At this point, I read the Times’ op-ed section in print only on Sundays, which normally would be neither here nor there, but on Feb. 10 Maureen Dowd’s concluding paragraph in her column about George Bush’s hacked paintings (she was charitable, even enthusiastic) verified my not especially original theory that longtime Times staffers are rather delusional about the pull the paper has. She wrote: “The rule of thumb in Washington used to be: Don’t do anything that you wouldn’t want to see printed on the front page of The New York Times. The new rule is: Don’t send an e-mail you wouldn’t want to see printed on the front page of The New York Times. (Especially if you work here.)”
Leave aside the reality that the number of men and women working at the Times will continue to dwindle as the decade proceeds, and consider Dowd’s completely anachronistic train of thought. For the truth is that almost no one relies on the print version of the Times to discover breaking news, since any such story was available online half a day earlier—either on the Times’ own website or other venues—and, in fact, the national edition (which I still get delivered; my wife is a traditionalist and enjoys fiddling with the crossword puzzle each morning) is almost worthless for any time-related articles.

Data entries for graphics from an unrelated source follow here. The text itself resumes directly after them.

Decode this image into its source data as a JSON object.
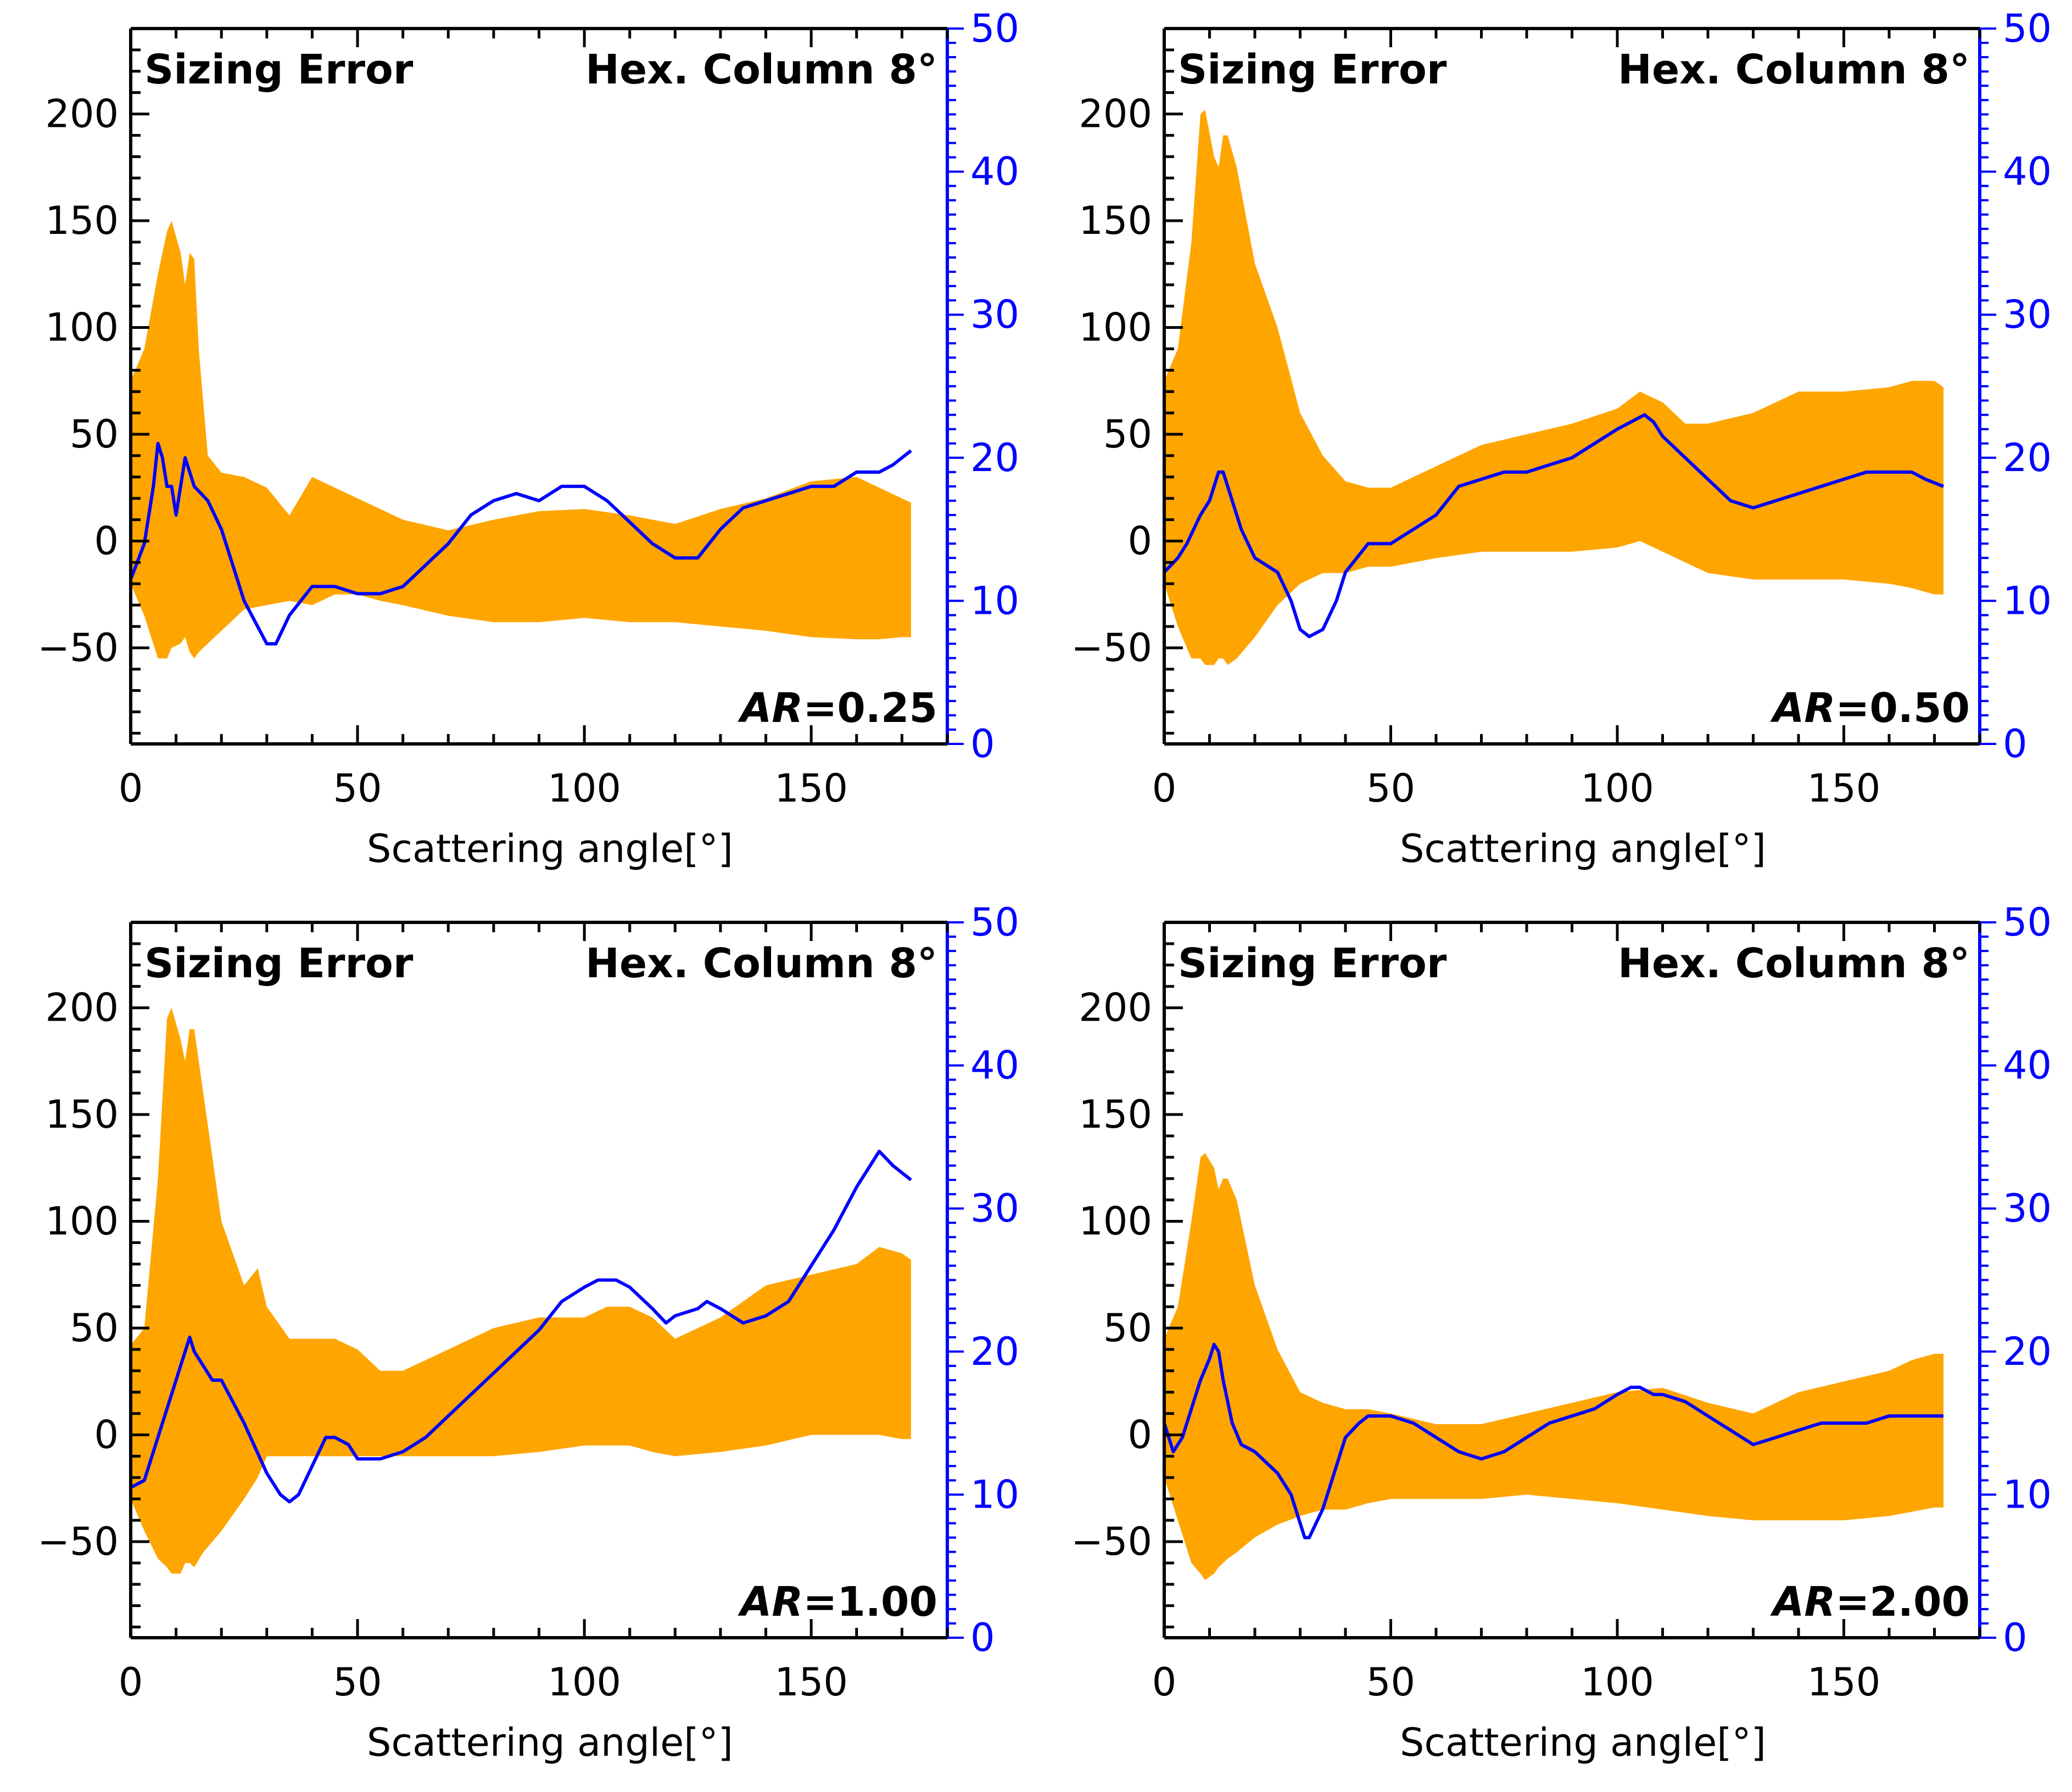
{
  "colors": {
    "band": "#FFA500",
    "line": "#0000FF",
    "axis": "#000000",
    "right_axis": "#0000FF"
  },
  "chart_data": [
    {
      "type": "area",
      "title": "Sizing Error",
      "subtitle": "Hex. Column 8°",
      "annotation_label": "AR",
      "annotation_value": "=0.25",
      "xlabel": "Scattering angle[°]",
      "xlim": [
        0,
        180
      ],
      "xticks": [
        "0",
        "50",
        "100",
        "150"
      ],
      "ylim": [
        -95,
        240
      ],
      "yticks": [
        "−50",
        "0",
        "50",
        "100",
        "150",
        "200"
      ],
      "y2lim": [
        0,
        50
      ],
      "y2ticks": [
        "0",
        "10",
        "20",
        "30",
        "40",
        "50"
      ],
      "band": {
        "x": [
          0,
          3,
          6,
          8,
          9,
          11,
          12,
          13,
          14,
          15,
          17,
          20,
          25,
          30,
          35,
          40,
          45,
          50,
          55,
          60,
          70,
          80,
          90,
          100,
          110,
          120,
          130,
          140,
          150,
          160,
          165,
          170,
          172
        ],
        "upper": [
          75,
          90,
          125,
          145,
          150,
          135,
          120,
          135,
          132,
          90,
          40,
          32,
          30,
          25,
          12,
          30,
          25,
          20,
          15,
          10,
          5,
          10,
          14,
          15,
          12,
          8,
          15,
          20,
          28,
          30,
          25,
          20,
          18
        ],
        "lower": [
          -20,
          -35,
          -55,
          -55,
          -50,
          -48,
          -45,
          -52,
          -55,
          -52,
          -48,
          -42,
          -32,
          -30,
          -28,
          -30,
          -25,
          -25,
          -28,
          -30,
          -35,
          -38,
          -38,
          -36,
          -38,
          -38,
          -40,
          -42,
          -45,
          -46,
          -46,
          -45,
          -45
        ]
      },
      "line": {
        "x": [
          0,
          3,
          5,
          6,
          7,
          8,
          9,
          10,
          12,
          14,
          17,
          20,
          25,
          30,
          32,
          35,
          40,
          45,
          50,
          55,
          60,
          65,
          70,
          75,
          80,
          85,
          90,
          95,
          100,
          105,
          110,
          115,
          120,
          125,
          130,
          135,
          140,
          145,
          150,
          155,
          160,
          165,
          168,
          172
        ],
        "y": [
          11.5,
          14,
          18,
          21,
          20,
          18,
          18,
          16,
          20,
          18,
          17,
          15,
          10,
          7,
          7,
          9,
          11,
          11,
          10.5,
          10.5,
          11,
          12.5,
          14,
          16,
          17,
          17.5,
          17,
          18,
          18,
          17,
          15.5,
          14,
          13,
          13,
          15,
          16.5,
          17,
          17.5,
          18,
          18,
          19,
          19,
          19.5,
          20.5
        ]
      }
    },
    {
      "type": "area",
      "title": "Sizing Error",
      "subtitle": "Hex. Column 8°",
      "annotation_label": "AR",
      "annotation_value": "=0.50",
      "xlabel": "Scattering angle[°]",
      "xlim": [
        0,
        180
      ],
      "xticks": [
        "0",
        "50",
        "100",
        "150"
      ],
      "ylim": [
        -95,
        240
      ],
      "yticks": [
        "−50",
        "0",
        "50",
        "100",
        "150",
        "200"
      ],
      "y2lim": [
        0,
        50
      ],
      "y2ticks": [
        "0",
        "10",
        "20",
        "30",
        "40",
        "50"
      ],
      "band": {
        "x": [
          0,
          3,
          6,
          8,
          9,
          11,
          12,
          13,
          14,
          16,
          20,
          25,
          30,
          35,
          40,
          45,
          50,
          55,
          60,
          70,
          80,
          90,
          100,
          105,
          110,
          115,
          120,
          130,
          140,
          150,
          160,
          165,
          170,
          172
        ],
        "upper": [
          75,
          90,
          140,
          200,
          202,
          180,
          175,
          190,
          190,
          175,
          130,
          100,
          60,
          40,
          28,
          25,
          25,
          30,
          35,
          45,
          50,
          55,
          62,
          70,
          65,
          55,
          55,
          60,
          70,
          70,
          72,
          75,
          75,
          72
        ],
        "lower": [
          -20,
          -40,
          -55,
          -55,
          -58,
          -58,
          -55,
          -55,
          -58,
          -55,
          -45,
          -30,
          -20,
          -15,
          -15,
          -12,
          -12,
          -10,
          -8,
          -5,
          -5,
          -5,
          -3,
          0,
          -5,
          -10,
          -15,
          -18,
          -18,
          -18,
          -20,
          -22,
          -25,
          -25
        ]
      },
      "line": {
        "x": [
          0,
          3,
          5,
          8,
          10,
          12,
          13,
          15,
          17,
          20,
          25,
          28,
          30,
          32,
          35,
          38,
          40,
          45,
          50,
          55,
          60,
          65,
          70,
          75,
          80,
          85,
          90,
          95,
          100,
          103,
          106,
          108,
          110,
          115,
          120,
          125,
          130,
          135,
          140,
          145,
          150,
          155,
          160,
          165,
          168,
          172
        ],
        "y": [
          12,
          13,
          14,
          16,
          17,
          19,
          19,
          17,
          15,
          13,
          12,
          10,
          8,
          7.5,
          8,
          10,
          12,
          14,
          14,
          15,
          16,
          18,
          18.5,
          19,
          19,
          19.5,
          20,
          21,
          22,
          22.5,
          23,
          22.5,
          21.5,
          20,
          18.5,
          17,
          16.5,
          17,
          17.5,
          18,
          18.5,
          19,
          19,
          19,
          18.5,
          18
        ]
      }
    },
    {
      "type": "area",
      "title": "Sizing Error",
      "subtitle": "Hex. Column 8°",
      "annotation_label": "AR",
      "annotation_value": "=1.00",
      "xlabel": "Scattering angle[°]",
      "xlim": [
        0,
        180
      ],
      "xticks": [
        "0",
        "50",
        "100",
        "150"
      ],
      "ylim": [
        -95,
        240
      ],
      "yticks": [
        "−50",
        "0",
        "50",
        "100",
        "150",
        "200"
      ],
      "y2lim": [
        0,
        50
      ],
      "y2ticks": [
        "0",
        "10",
        "20",
        "30",
        "40",
        "50"
      ],
      "band": {
        "x": [
          0,
          3,
          6,
          8,
          9,
          11,
          12,
          13,
          14,
          16,
          20,
          25,
          28,
          30,
          35,
          40,
          45,
          50,
          55,
          60,
          70,
          80,
          90,
          100,
          105,
          110,
          115,
          120,
          130,
          140,
          150,
          160,
          165,
          170,
          172
        ],
        "upper": [
          42,
          50,
          120,
          195,
          200,
          185,
          175,
          190,
          190,
          160,
          100,
          70,
          78,
          60,
          45,
          45,
          45,
          40,
          30,
          30,
          40,
          50,
          55,
          55,
          60,
          60,
          55,
          45,
          55,
          70,
          75,
          80,
          88,
          85,
          82
        ],
        "lower": [
          -30,
          -45,
          -58,
          -62,
          -65,
          -65,
          -60,
          -60,
          -62,
          -55,
          -45,
          -30,
          -20,
          -10,
          -10,
          -10,
          -10,
          -10,
          -10,
          -10,
          -10,
          -10,
          -8,
          -5,
          -5,
          -5,
          -8,
          -10,
          -8,
          -5,
          0,
          0,
          0,
          -2,
          -2
        ]
      },
      "line": {
        "x": [
          0,
          3,
          5,
          7,
          10,
          12,
          13,
          14,
          16,
          18,
          20,
          25,
          30,
          33,
          35,
          37,
          40,
          43,
          45,
          48,
          50,
          53,
          55,
          60,
          65,
          70,
          75,
          80,
          85,
          90,
          95,
          100,
          103,
          105,
          107,
          110,
          115,
          118,
          120,
          125,
          127,
          130,
          135,
          140,
          145,
          150,
          155,
          160,
          163,
          165,
          168,
          170,
          172
        ],
        "y": [
          10.5,
          11,
          13,
          15,
          18,
          20,
          21,
          20,
          19,
          18,
          18,
          15,
          11.5,
          10,
          9.5,
          10,
          12,
          14,
          14,
          13.5,
          12.5,
          12.5,
          12.5,
          13,
          14,
          15.5,
          17,
          18.5,
          20,
          21.5,
          23.5,
          24.5,
          25,
          25,
          25,
          24.5,
          23,
          22,
          22.5,
          23,
          23.5,
          23,
          22,
          22.5,
          23.5,
          26,
          28.5,
          31.5,
          33,
          34,
          33,
          32.5,
          32
        ]
      }
    },
    {
      "type": "area",
      "title": "Sizing Error",
      "subtitle": "Hex. Column 8°",
      "annotation_label": "AR",
      "annotation_value": "=2.00",
      "xlabel": "Scattering angle[°]",
      "xlim": [
        0,
        180
      ],
      "xticks": [
        "0",
        "50",
        "100",
        "150"
      ],
      "ylim": [
        -95,
        240
      ],
      "yticks": [
        "−50",
        "0",
        "50",
        "100",
        "150",
        "200"
      ],
      "y2lim": [
        0,
        50
      ],
      "y2ticks": [
        "0",
        "10",
        "20",
        "30",
        "40",
        "50"
      ],
      "band": {
        "x": [
          0,
          3,
          6,
          8,
          9,
          11,
          12,
          13,
          14,
          16,
          20,
          25,
          30,
          35,
          40,
          45,
          50,
          60,
          70,
          80,
          90,
          100,
          110,
          120,
          130,
          140,
          150,
          160,
          165,
          170,
          172
        ],
        "upper": [
          45,
          60,
          100,
          130,
          132,
          125,
          115,
          120,
          120,
          110,
          70,
          40,
          20,
          15,
          12,
          12,
          10,
          5,
          5,
          10,
          15,
          20,
          22,
          15,
          10,
          20,
          25,
          30,
          35,
          38,
          38
        ],
        "lower": [
          -20,
          -40,
          -60,
          -65,
          -68,
          -65,
          -62,
          -60,
          -58,
          -55,
          -48,
          -42,
          -38,
          -35,
          -35,
          -32,
          -30,
          -30,
          -30,
          -28,
          -30,
          -32,
          -35,
          -38,
          -40,
          -40,
          -40,
          -38,
          -36,
          -34,
          -34
        ]
      },
      "line": {
        "x": [
          0,
          2,
          4,
          6,
          8,
          10,
          11,
          12,
          13,
          15,
          17,
          20,
          25,
          28,
          30,
          31,
          32,
          35,
          38,
          40,
          43,
          45,
          50,
          55,
          60,
          65,
          70,
          75,
          80,
          85,
          90,
          95,
          100,
          103,
          105,
          108,
          110,
          115,
          120,
          125,
          130,
          135,
          140,
          145,
          150,
          155,
          160,
          165,
          170,
          172
        ],
        "y": [
          15,
          13,
          14,
          16,
          18,
          19.5,
          20.5,
          20,
          18,
          15,
          13.5,
          13,
          11.5,
          10,
          8,
          7,
          7,
          9,
          12,
          14,
          15,
          15.5,
          15.5,
          15,
          14,
          13,
          12.5,
          13,
          14,
          15,
          15.5,
          16,
          17,
          17.5,
          17.5,
          17,
          17,
          16.5,
          15.5,
          14.5,
          13.5,
          14,
          14.5,
          15,
          15,
          15,
          15.5,
          15.5,
          15.5,
          15.5
        ]
      }
    }
  ]
}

So, really, this whole “paper of record” business is now just a red herring, or, more kindly, a quaint relic of the past. As Dowd presumably understands, the era in which readers went to exclusively to one paper— the Times, Washington Post, Wall Street Journal or Los Angeles Times—for their first scan of the day’s news is over. Some, whether they’ll admit or not, go to Twitter, Real Clear Politics, Gawker, Facebook or even The Huffington Post before visiting a daily’s homepage. And apparently, a not inconsiderable number, God help them, click on Ezra Klein’s “Wonkblog” to confirm their political points of view. It’s understandable that Dowd pines for the days when she did break stories—I remember picking up the Times in an Atlanta hotel in the fall of ’87 when she doomed Joe Biden’s presidential hopes by igniting his plagiarism scandal on the front page and saying to a buddy, “Holy shit!”
If I were inclined to live in a nostalgic bubble, this reality might be distressing—not about the Times, thanks, but for, say, the obsolescence of up-to-date sports scores—but you can’t blame elder Times luminaries for believing the paper’s Olympian status still exists. But it doesn’t, it’s gone the way of civilized TV news broadcasts and a profitable music industry.
I also think this leads pundits to increasingly toss off columns, tapping lackluster and dated sentences on their laptop while eating a bowl or organic cereal with soy milk. That was my impression reading the Times’ Frank Bruni (who, to be fair, still has more juice than Dowd, Paul Krugman, David Brooks, Gail Collins or diplomat-in-his-own mind Thomas Friedman) on Sunday, a piece in which he’s belatedly discovered that Americans have rejected the homespun notion of “moderation.”
Bruni was the last person in America to notice the “binge” appeal of Netflix’s House of Cards 13-episodes-all-at-once gambit (which I applaud, since just like watching DVDs or On Demand, you can avoid commercials), and that led him to other examples of immoderation. He writes: “The word ‘extreme’ stuck with me and struck a chord. We compete extremely (look at Lance [first-name basis, Frank?]). Eat extremely. Watch extreme amounts of whatever we’ve decided to love, which we love in extremis. Even our weather is extreme: superstorms, Frankenstorms, snowmageddons… I blame the Internet. Well, that and social media and cable television with its infinity of channels.”
Maybe Bruni has selective amnesia or is just ticked off at all digital media, for if he got out of the moment, he’d remember that Jane Fonda’s punishing “Feel the Burn” videos were pre-Internet, as were “extreme” Big Gulps, triple beef Whoppers, cable TV (Bruce Springsteen’s 1992 song “57 Channels (And Nothin’ On)” and compulsive faxing. Oh, and I’d say that waiting on line for 36 hours to get tickets for a Rolling Stones show was also “extreme.”
Bruni’s laziness, as well as Dowd’s second childhood style of writing are just two example of the Times’ waning influence. It’s said annoying circumstance get “worse before they get better,” but in the Times’ case there simply is no “better.”